En esto deberíamos seguir las buenas prácticas de la medicina. Si te duele la cabeza no te ponen una inyección en la cabeza. El médico tiene muy clara la diferencia entre lo que es tópico y lo que es sistémico. Si tienes una infección en un brazo, ungüento en el brazo es una solución tópica (topos = lugar). Una inyección de antibiótico en el glúteo es una solución sistémica, es decir que combate la infección a través de funciones de los sistemas sanguíneo e inmunológico.

También el mecánico que nos ve el automóvil sabe que el alto consumo de combustible puede no originarse solo en el carburador, sino que podría tener que ver con el estado y presión de las llantas. Pero si caímos en las arenas movedizas de dejar que los síntomas nos dicten las opciones de solución, correremos a cambiar el carburador, tal vez, víctima inocente de un mal diagnóstico.

¿Y cómo podríamos tratar estas deficiencias de los procesos de solución de problemas y toma de decisiones? No nos casemos con la primera idea que viene a nuestra mente. No busquemos la causa. Busquemos las causas. Mantengamos una actitud de búsqueda. Tener un problema es tal desequilibrio, que solemos agarrarnos a los diagnósticos y a las soluciones movidos por la ansiedad en unos casos y hasta por la desesperación en otros, y a detener la sana indagación que deberíamos seguir haciendo. Por eso, una vez que sentimos que tenemos claro el problema, o que imaginamos una solución, va a costar mucho que nos salgamos de ahí. Por eso es recomendable, antes de plantear el problema y de pensar en soluciones, dedicar tiempo a reconocer cómo interactúan los diferentes elementos del problema, de los actores y de las posibles soluciones.

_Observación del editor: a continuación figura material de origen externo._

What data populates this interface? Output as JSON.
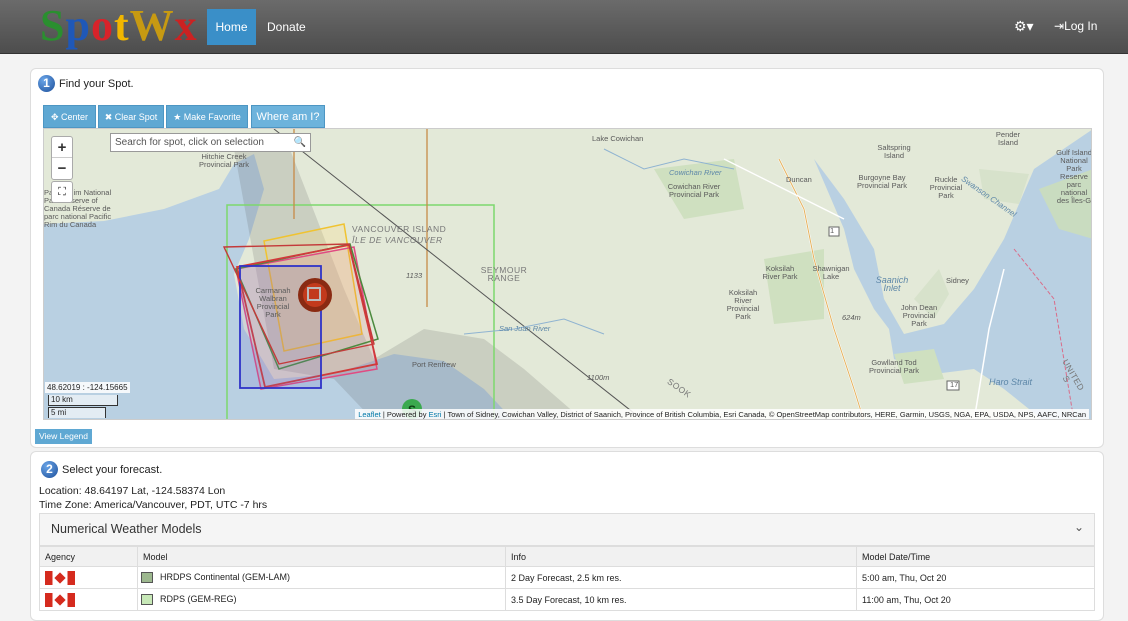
{
  "navbar": {
    "logo": [
      "S",
      "p",
      "o",
      "t",
      "W",
      "x"
    ],
    "home_label": "Home",
    "donate_label": "Donate",
    "settings_icon": "⚙▾",
    "login_label": "Log In"
  },
  "step1": {
    "number": "1",
    "title": "Find your Spot."
  },
  "toolbar": {
    "center_label": "✥ Center",
    "clear_label": "✖ Clear Spot",
    "favorite_label": "★ Make Favorite",
    "where_label": "Where am I?"
  },
  "map": {
    "search_placeholder": "Search for spot, click on selection",
    "zoom_in": "+",
    "zoom_out": "−",
    "coords": "48.62019 : -124.15665",
    "scale_km": "10 km",
    "scale_mi": "5 mi",
    "attribution_leaflet": "Leaflet",
    "attribution_text1": " | Powered by ",
    "attribution_esri": "Esri",
    "attribution_text2": " | Town of Sidney, Cowichan Valley, District of Saanich, Province of British Columbia, Esri Canada, © OpenStreetMap contributors, HERE, Garmin, USGS, NGA, EPA, USDA, NPS, AAFC, NRCan",
    "labels": {
      "pender": "Pender Island",
      "saltspring": "Saltspring Island",
      "gulf": "Gulf Island National Park Reserve parc national des Îles-G",
      "lake_cowichan": "Lake Cowichan",
      "duncan": "Duncan",
      "burgoyne": "Burgoyne Bay Provincial Park",
      "ruckle": "Ruckle Provincial Park",
      "hitchie": "Hitchie Creek Provincial Park",
      "pacific_rim": "Pacific Rim National Park Reserve of Canada Réserve de parc national Pacific Rim du Canada",
      "cowichan_river_park": "Cowichan River Provincial Park",
      "vancouver_island": "VANCOUVER ISLAND",
      "ile_vancouver": "ÎLE DE VANCOUVER",
      "seymour": "SEYMOUR RANGE",
      "carmanah": "Carmanah Walbran Provincial Park",
      "koksilah": "Koksilah River Park",
      "koksilah_park": "Koksilah River Provincial Park",
      "shawnigan": "Shawnigan Lake",
      "saanich": "Saanich Inlet",
      "sidney": "Sidney",
      "john_dean": "John Dean Provincial Park",
      "gowlland": "Gowlland Tod Provincial Park",
      "haro": "Haro Strait",
      "port_renfrew": "Port Renfrew",
      "san_juan": "San Juan River",
      "cowichan_river": "Cowichan River",
      "elev_624": "624m",
      "elev_1100": "1100m",
      "elev_1133": "1133",
      "sooke": "SOOK",
      "us": "UNITED S",
      "hw1": "1",
      "hw17": "17",
      "channel": "Swanson Channel"
    }
  },
  "legend_button": "View Legend",
  "step2": {
    "number": "2",
    "title": "Select your forecast.",
    "location": "Location: 48.64197 Lat, -124.58374 Lon",
    "timezone": "Time Zone: America/Vancouver, PDT, UTC -7 hrs"
  },
  "models_section": {
    "title": "Numerical Weather Models",
    "chevron": "⌄",
    "columns": [
      "Agency",
      "Model",
      "Info",
      "Model Date/Time"
    ],
    "rows": [
      {
        "model": "HRDPS Continental (GEM-LAM)",
        "info": "2 Day Forecast, 2.5 km res.",
        "datetime": "5:00 am, Thu, Oct 20",
        "swatch": "#9db88f"
      },
      {
        "model": "RDPS (GEM-REG)",
        "info": "3.5 Day Forecast, 10 km res.",
        "datetime": "11:00 am, Thu, Oct 20",
        "swatch": "#c7e8b7"
      }
    ]
  }
}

Eso en parte, es lo que llamamos pensamiento sistémico.

Esta no es una receta solo para gobernantes. También para todos los que en las empresas toman decisiones. Para quienes trabajan por su cuenta. Y para personas en general. Realmente no me explico cómo un nano-curso formal al respecto, el cual no toma más de veinte horas, no forma parte de la educación de todos.